Analysis of the Migration of Carbon Dioxide in Deep Saline Fractured Aquifer

Abstract

 In order to control greenhouse gases and protect the environment, carbon dioxide emission reduction has become a global research hotspot. Fractures in the deep saline aquifer enhance the heterogeneity of the aquifer, and have an important effect on CO2 migration, thus the detailed description and characterization of fractures in geological structure are very important. Existing research on the impact of fractures on CO2 migration, however, ignores the role that the fractures' characteristics play in this process. This work aims at addressing this gap. Based on the embedded discrete fractured model (EDFM), we quantified the role of the fractures in the mechanism of CO2 migration and studied the length, aperture, and orientation of the fractures. It is found that the CO2 plume takes the fracture as its preferred channel and changes the migration direction.

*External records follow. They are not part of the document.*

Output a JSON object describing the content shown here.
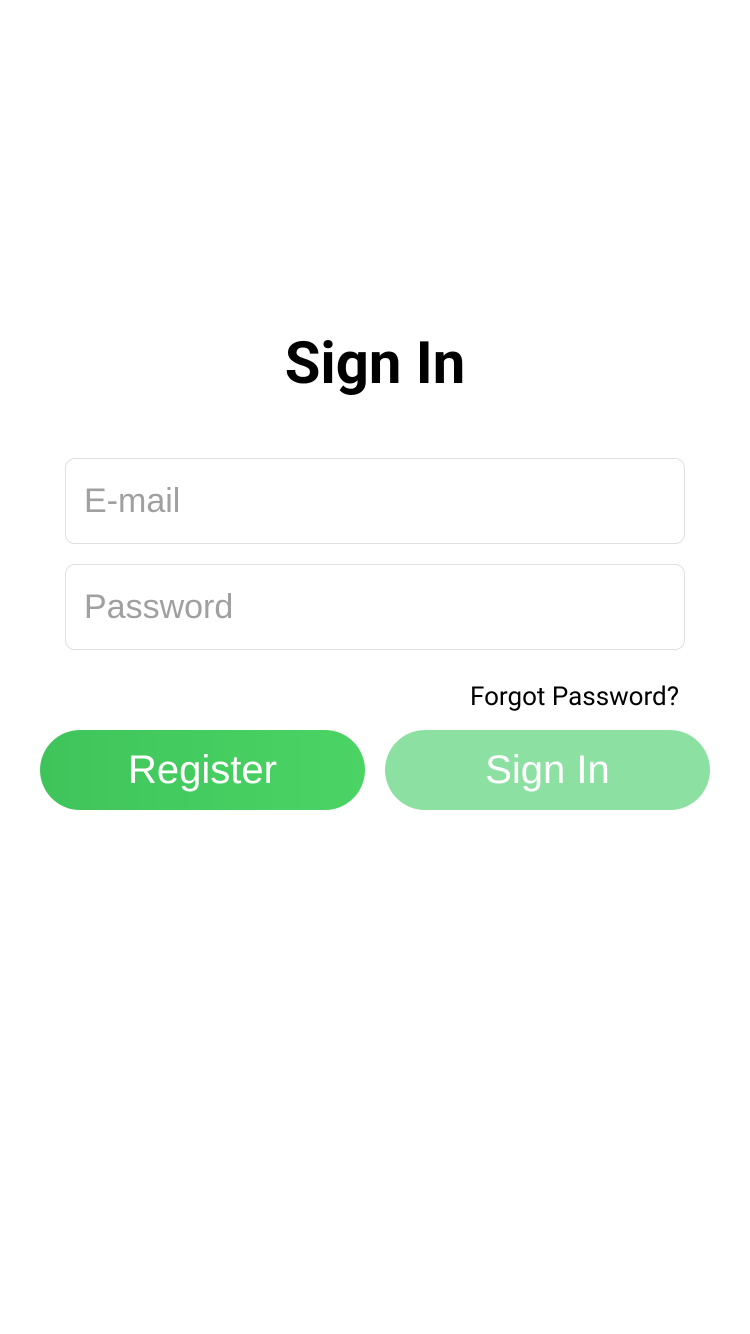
{
  "title": "Sign In",
  "form": {
    "email": {
      "placeholder": "E-mail",
      "value": ""
    },
    "password": {
      "placeholder": "Password",
      "value": ""
    }
  },
  "forgot_password_label": "Forgot Password?",
  "buttons": {
    "register_label": "Register",
    "signin_label": "Sign In"
  },
  "colors": {
    "primary_green": "#3fc45b",
    "primary_green_gradient_end": "#4bd464",
    "disabled_green": "#8ce1a2",
    "border": "#e0e0e0",
    "placeholder": "#a0a0a0"
  }
}
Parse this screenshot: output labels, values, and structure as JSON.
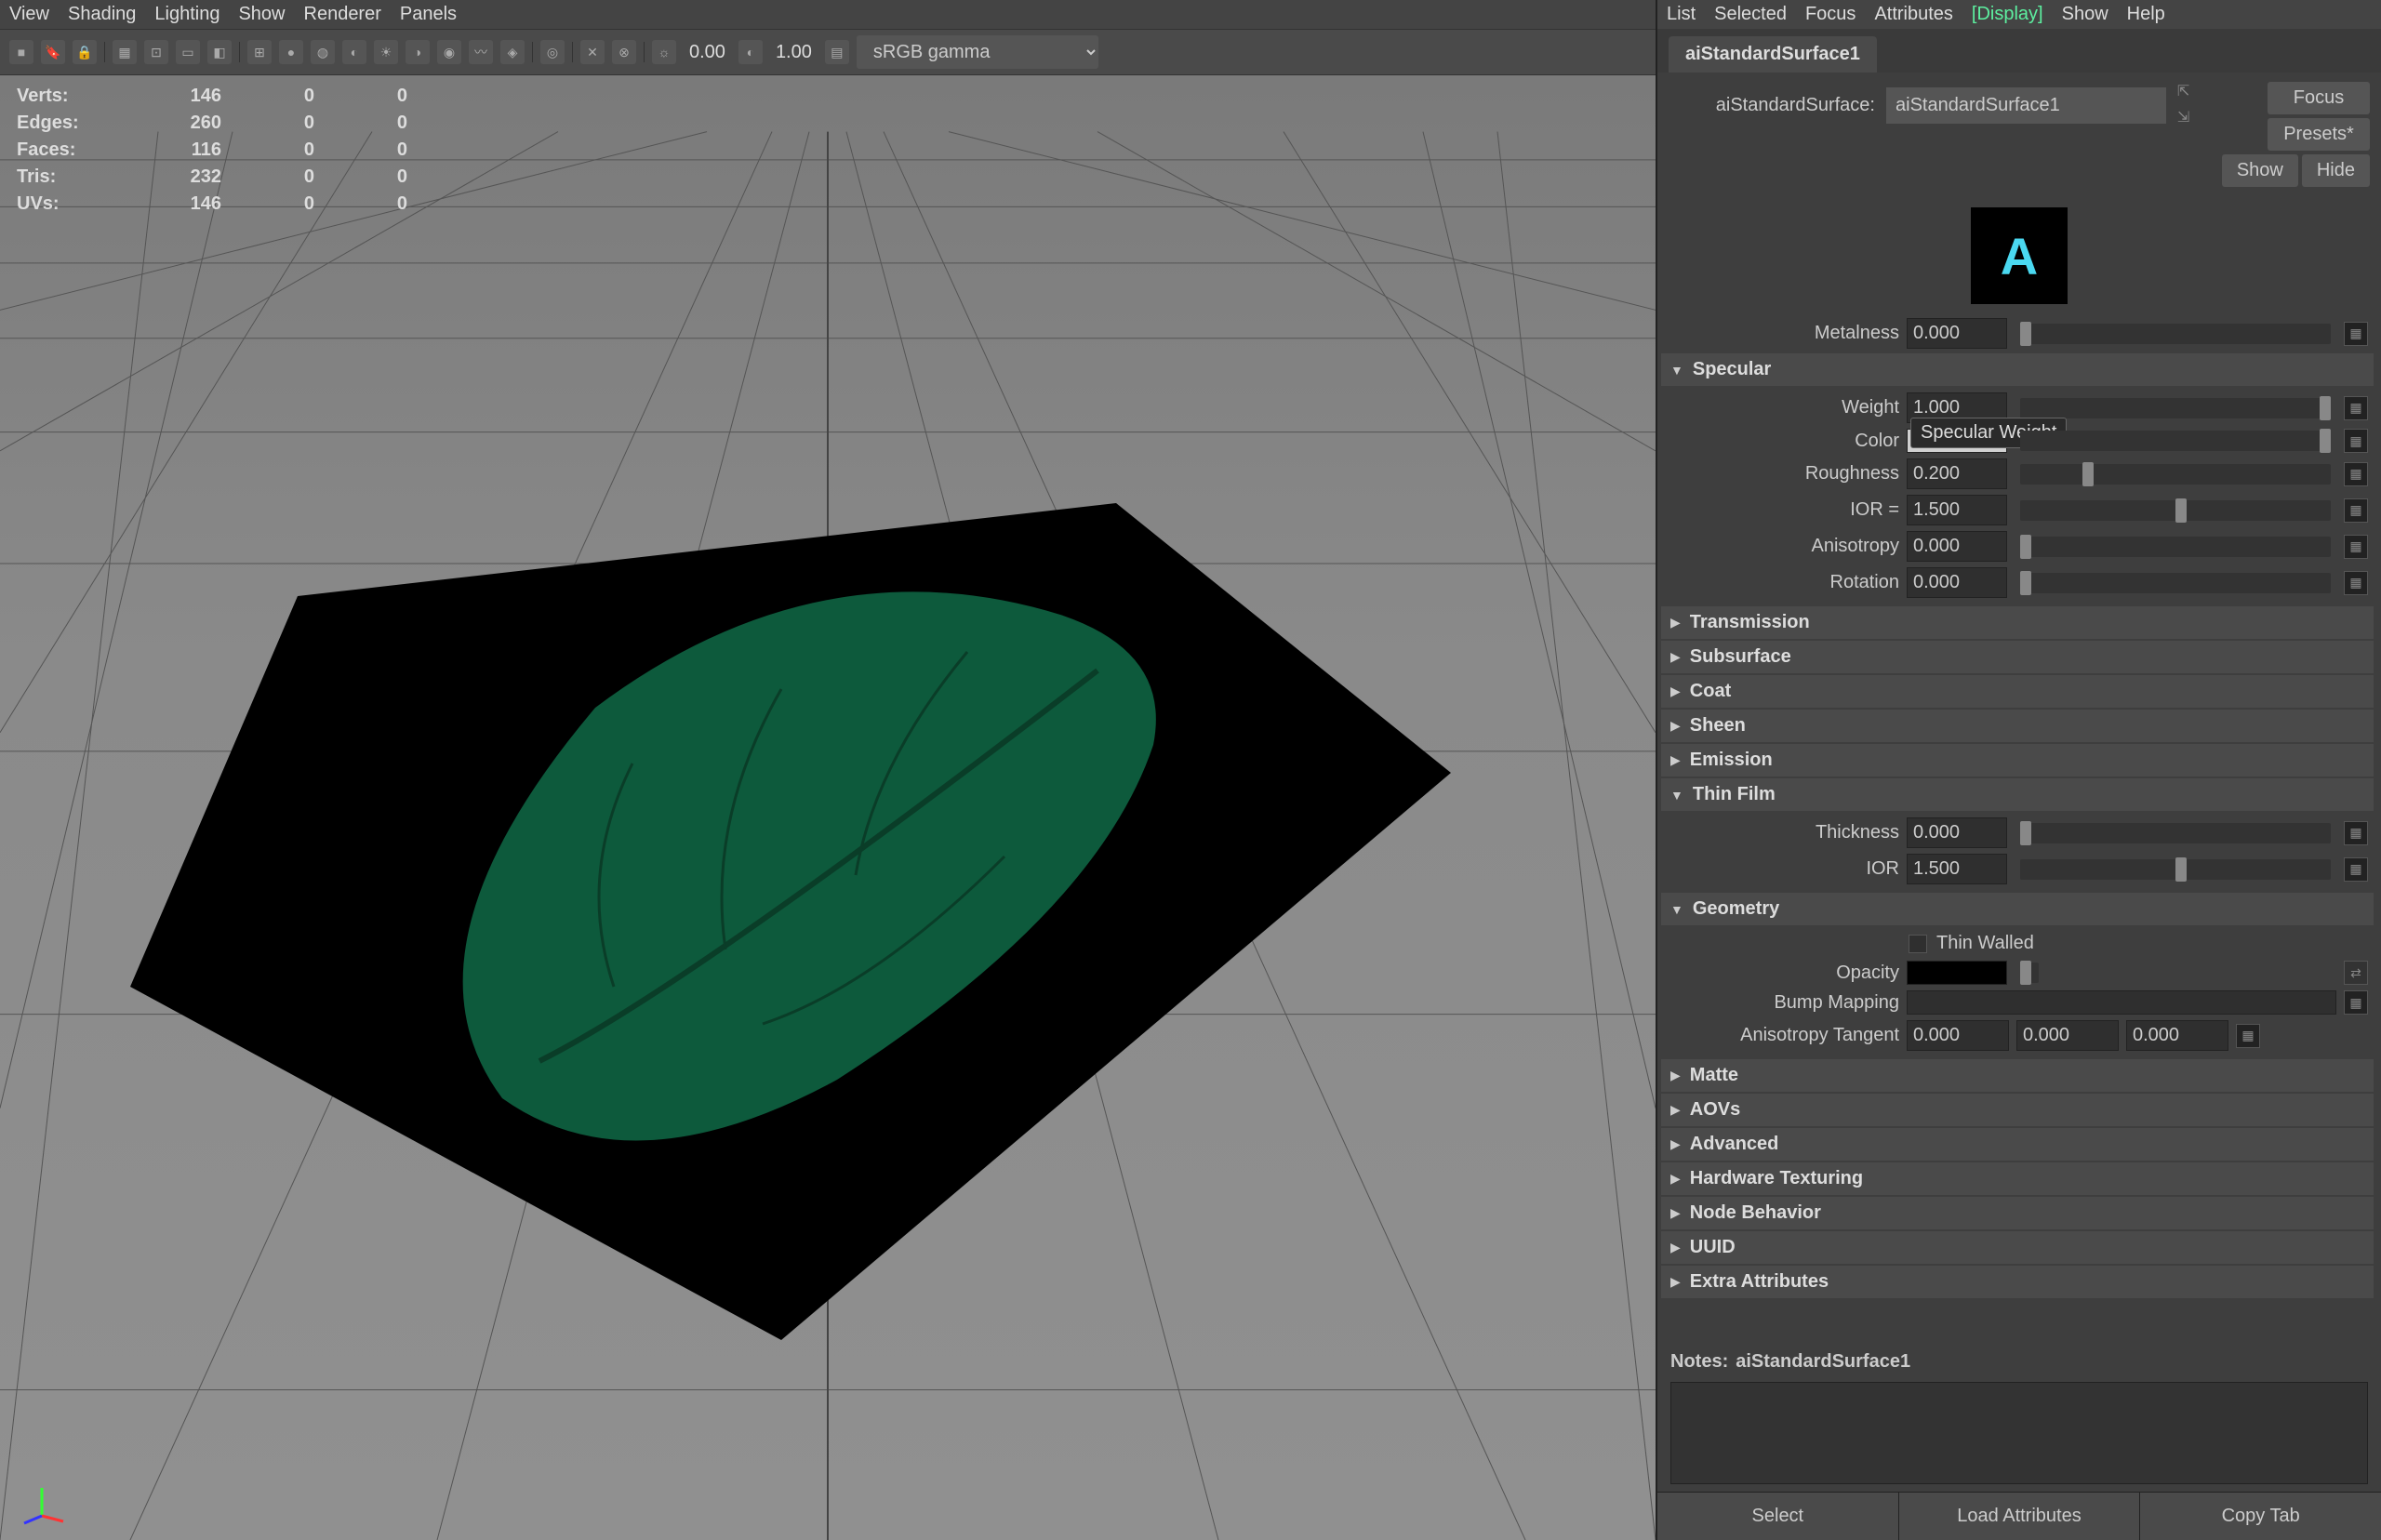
{
  "viewport": {
    "menu": {
      "view": "View",
      "shading": "Shading",
      "lighting": "Lighting",
      "show": "Show",
      "renderer": "Renderer",
      "panels": "Panels"
    },
    "toolbar": {
      "num1": "0.00",
      "num2": "1.00",
      "colorspace": "sRGB gamma"
    },
    "hud": {
      "rows": [
        {
          "label": "Verts:",
          "v1": "146",
          "v2": "0",
          "v3": "0"
        },
        {
          "label": "Edges:",
          "v1": "260",
          "v2": "0",
          "v3": "0"
        },
        {
          "label": "Faces:",
          "v1": "116",
          "v2": "0",
          "v3": "0"
        },
        {
          "label": "Tris:",
          "v1": "232",
          "v2": "0",
          "v3": "0"
        },
        {
          "label": "UVs:",
          "v1": "146",
          "v2": "0",
          "v3": "0"
        }
      ]
    }
  },
  "attr": {
    "menu": {
      "list": "List",
      "selected": "Selected",
      "focus": "Focus",
      "attributes": "Attributes",
      "display": "[Display]",
      "show": "Show",
      "help": "Help"
    },
    "tab": "aiStandardSurface1",
    "node_label": "aiStandardSurface:",
    "node_name": "aiStandardSurface1",
    "buttons": {
      "focus": "Focus",
      "presets": "Presets*",
      "show": "Show",
      "hide": "Hide"
    },
    "sections": {
      "specular": "Specular",
      "transmission": "Transmission",
      "subsurface": "Subsurface",
      "coat": "Coat",
      "sheen": "Sheen",
      "emission": "Emission",
      "thin_film": "Thin Film",
      "geometry": "Geometry",
      "matte": "Matte",
      "aovs": "AOVs",
      "advanced": "Advanced",
      "hardware_texturing": "Hardware Texturing",
      "node_behavior": "Node Behavior",
      "uuid": "UUID",
      "extra": "Extra Attributes"
    },
    "params": {
      "metalness_label": "Metalness",
      "metalness": "0.000",
      "spec_weight_label": "Weight",
      "spec_weight": "1.000",
      "spec_color_label": "Color",
      "roughness_label": "Roughness",
      "roughness": "0.200",
      "ior_label": "IOR =",
      "ior": "1.500",
      "anisotropy_label": "Anisotropy",
      "anisotropy": "0.000",
      "rotation_label": "Rotation",
      "rotation": "0.000",
      "tf_thickness_label": "Thickness",
      "tf_thickness": "0.000",
      "tf_ior_label": "IOR",
      "tf_ior": "1.500",
      "thin_walled_label": "Thin Walled",
      "opacity_label": "Opacity",
      "bump_label": "Bump Mapping",
      "aniso_tangent_label": "Anisotropy Tangent",
      "aniso_tangent_x": "0.000",
      "aniso_tangent_y": "0.000",
      "aniso_tangent_z": "0.000",
      "tooltip": "Specular Weight"
    },
    "notes_label": "Notes:",
    "notes_name": "aiStandardSurface1",
    "footer": {
      "select": "Select",
      "load": "Load Attributes",
      "copy": "Copy Tab"
    }
  }
}
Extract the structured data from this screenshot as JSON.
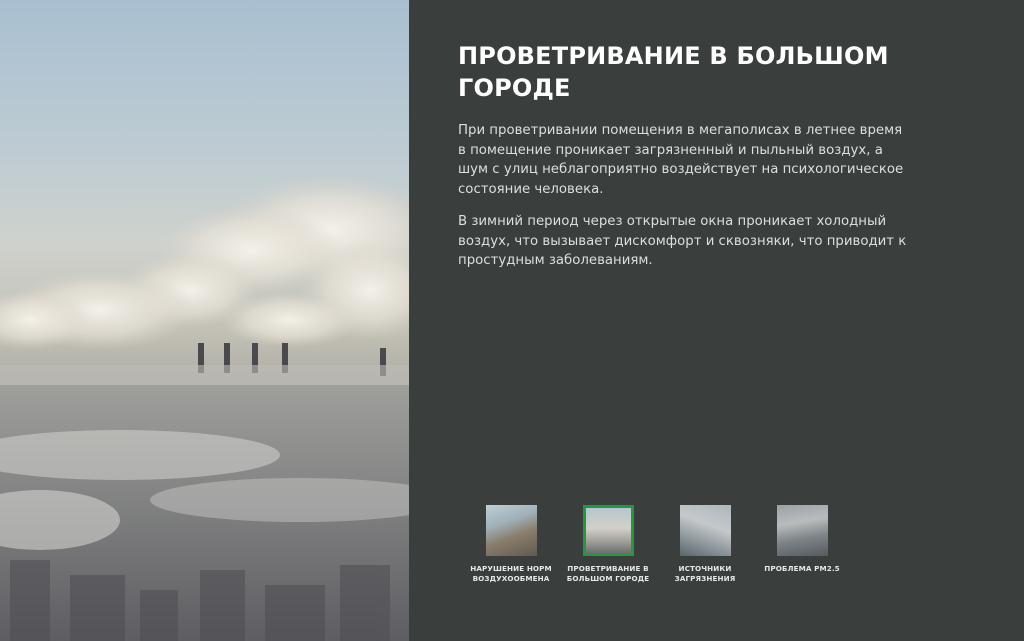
{
  "section": {
    "title": "ПРОВЕТРИВАНИЕ В БОЛЬШОМ ГОРОДЕ",
    "paragraphs": [
      "При проветривании помещения в мегаполисах в летнее время в помещение проникает загрязненный и пыльный воздух, а шум с улиц неблагоприятно воздействует на психологическое состояние человека.",
      "В зимний период через открытые окна проникает холодный воздух, что вызывает дискомфорт и сквозняки, что приводит к простудным заболеваниям."
    ]
  },
  "thumbnails": [
    {
      "label": "НАРУШЕНИЕ НОРМ ВОЗДУХООБМЕНА",
      "active": false
    },
    {
      "label": "ПРОВЕТРИВАНИЕ В БОЛЬШОМ ГОРОДЕ",
      "active": true
    },
    {
      "label": "ИСТОЧНИКИ ЗАГРЯЗНЕНИЯ",
      "active": false
    },
    {
      "label": "ПРОБЛЕМА PM2.5",
      "active": false
    }
  ],
  "colors": {
    "panel_background": "#3a3f3d",
    "active_border": "#1f9a3e",
    "title_text": "#ffffff"
  }
}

The longer the fracture length and wider the fracture aperture, the faster the CO2 migration rate is. The change in fracture orientation mainly affects the migration direction of the CO2 plume. Due to the different angles of the plume entering the fracture, the influences on the CO2 migration rate are also different. When the orientation is 45°, the CO2 migration rate is the fastest, while it is the slowest at 135°. When there is a complex fracture network in the aquifer, the heterogeneity of the aquifer is enhanced. Compared with the non-fractured aquifer, the direction and rate of CO2 migration are greatly changed, and the instability of CO2 sequestration is increased.